Elbisemi süzmek onu rahatlatmış mıydı yoksa bana mı öyle geliyordu?
Derdini anlamam
birkaç saniyemi aldığında içten içe güldüm. “Sırtımdaki ipler düzgün duruyor mu
bu arada? Çıkmadan bir baksana.”
Arkamı ona dönüp
hiçbir şeyden haberim yokmuş gibi bekledim. Bel boşluğuma kadar koca bir
açıklıktan ibaret elbisemin arkasına bakma süresi uzadıkça uzamış ancak hiçbir
tepki vermemişti.
Omuzumun
üzerinden ona doğru bakmaya çalıştım. Yetmediğinde ise yeniden önüme dönmüştüm.
“Olmuş mu?”
“Gamzelerin
görünüyor,” dedi yüzüme keskin bakışlar atarken. Elimi yanağıma attım. “Ne
yapayım?”
“O değil,” deyişi
dişlerinin arasından fırlayan bir nidadan ibaretti. Burnundan uzun bir nefes
verdi. Ardından başıyla ileriyi işaret etti. “İnelim kahvaltıya,” dedi
homurtuyla karışık bir sesle.
Dudaklarımı bir
şey anlamamışım gibi büküp çantamı omuzlamış halde kapıya yöneldim. Bahsettiği
gamzelerin yanaklarımdakiler olmadığını, sırtımı dönünce belimdeki çukurlarla
bakıştığını bilmiyor değildim.
Odadan çıkmadan
önce ayağıma ince topuklu sandaletler geçiriyorken çantamı onun göğsüne
yapıştırmış ve ellerimi boşa çıkartmıştım. Asansöre binene dek çantamı geri
vermediğinde ise halimden memnundum.
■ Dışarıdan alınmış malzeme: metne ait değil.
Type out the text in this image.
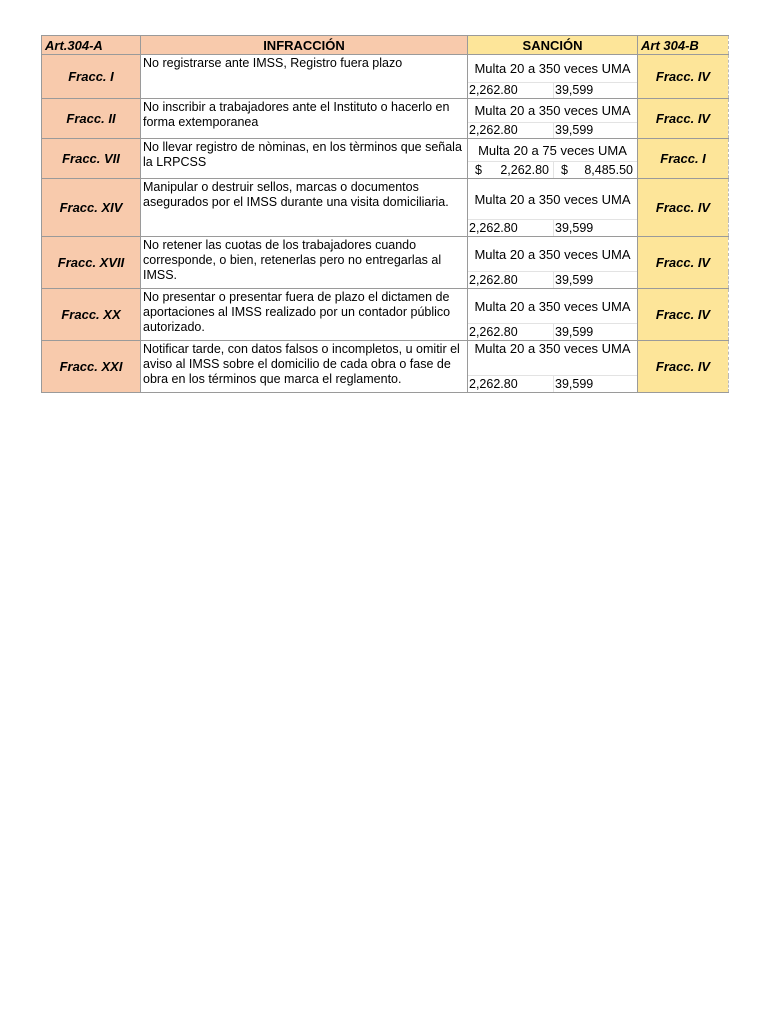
Art.304-A	INFRACCIÓN	SANCIÓN		Art 304-B
Fracc. I	No registrarse ante IMSS, Registro fuera plazo	Multa 20 a 350 veces UMA		Fracc. IV
		2,262.80	39,599	
Fracc. II	No inscribir a trabajadores ante el Instituto o hacerlo en forma extemporanea	Multa 20 a 350 veces UMA		Fracc. IV
		2,262.80	39,599	
Fracc. VII	No llevar registro de nòminas, en los tèrminos que señala la LRPCSS	Multa 20 a 75 veces UMA		Fracc. I

		$ 2,262.80	$ 8,485.50	

Fracc. XIV	Manipular o destruir sellos, marcas o documentos asegurados por el IMSS durante una visita domiciliaria.	Multa 20 a 350 veces UMA		Fracc. IV
		2,262.80	39,599	
Fracc. XVII	No retener las cuotas de los trabajadores cuando corresponde, o bien, retenerlas pero no entregarlas al IMSS.	Multa 20 a 350 veces UMA		Fracc. IV
		2,262.80	39,599	
Fracc. XX	No presentar o presentar fuera de plazo el dictamen de aportaciones al IMSS realizado por un contador público autorizado.	Multa 20 a 350 veces UMA		Fracc. IV
		2,262.80	39,599	
Fracc. XXI	Notificar tarde, con datos falsos o incompletos, u omitir el aviso al IMSS sobre el domicilio de cada obra o fase de obra en los términos que marca el reglamento.	Multa 20 a 350 veces UMA		Fracc. IV
		2,262.80	39,599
Omuzuna atmak yerine askısını elinde bir
iki tur çevirerek sallandırdığı çantam fazlasıyla doluydu ve bana yüktü. Onun
içinse bir kutu pamuktan farklı olma ihtimali düşüktü.
“Otelin
kahvaltısını beğenmezsem, bir daha burada kahvaltı yapmam. Sen takıl otelinde.”
Asansör zemin
kata inmekteyken yandan bana doğru baktı. “Yetkili biriyle görüşürsün
beğenmezsen.”
Yüzümü
buruşturdum. “Aç kalmak da kulağa çok kötü gelmiyor aslında.”
Başını iki yana
sallayarak -bunu ağırca ve hayret edilesi bir biçimde asla havasını bozmadan
yapmıştı- beni yargıladığı sırada asansörün kapıları açıldı.
Onu geçip önden
koşturmamın bir anlamı yoktu, nereye gideceğimizden bihaberdim. Bu nedenle adımlarımı
onunkilerle eş tuttum. Aynı hizada yürümeye başladığımızda etraftan üzerimize
doğru çevrilen, genel olarak çalışanlara ait, bakışları fark etmemek mümkün
değildi.
“Bayağı
popüleriz, nazar değecek ilişkimize.” dedim yalancı bir endişeyle.
“Elimi mi
tutacaksın, belinden mi tutayım?” Ben ne diyordum, o ne diyordu?
“Artık pat diye
harekete geçmek yerine bana seçenek sunduğun evrede miyiz?” dedim gerçekten
şaşkınca. “Cevap vermekte her seferinde dakikalar harcayacaksan bu konuyu
tekrar düşüneceğim.”
Omuzlarımı
düşürüp, diğer eliyle çantamı tuttuğu için boşta kalan ve bana yakın olan eline
parmaklarımı doladım. Çıplak belime kalın kolunu sarıp her yanımı kendisine
bulamasından daha iyi bir seçenek gibi görünmüştü gözüme.
“Elim kayboluyor
elinde,” diye mırıldandım istemsizce birleşen ellerimize bir bakış attığım
sırada. “İki elimle tutsam elini kaplayamam gibi, neyle besleniyorsun sen ya?”
“Çiğ et,”
dediğinde kendimi tutamayarak sesli bir şekilde güldüm.
Gerçekten
durmadan et yiyordu ve bu vasat şakasını olduğundan on kat komik hale
getirmişti.
Yürümemiz gereken
yolu kat etmeye devam ederken gülüşüm bitmeden bana göz ucuyla baktığının,
biraz sonrasında da önüne dönerek bir daha bana bakmamak üzere yola
odaklandığının farkındaydım.
Büyük bir süs
havuzunun etrafına geniş boşluklarla dizilmiş masalardan birine, aslında gözden
en uzak olanına, yerleştiğimizde masayı boş bulmayı bekliyordum. Ancak kahvaltı
için yeterli ve hatta fazla sayılabilecek miktarda tabakla dolu bir masaya
geçmiştik.
“Beğendin mi
kahvaltıyı?” diye sorduğu sırada ben sandalyeme kurulmuş etrafı süzüyordum. Ona
dönüp cevap verecekken yanımıza elindeki tepsiyle birlikte bir garson yaklaşmış
ve sessizce birkaç fincanı önüme dizmişti.
Birinde çay ve
diğerinde kahve dolu fincanların yanına bunlar yetmeyecekmiş gibi meyve suyuyla
dolu bir bardak da bıraktığında gözlerimi irileştirerek Cevahir’e baktım.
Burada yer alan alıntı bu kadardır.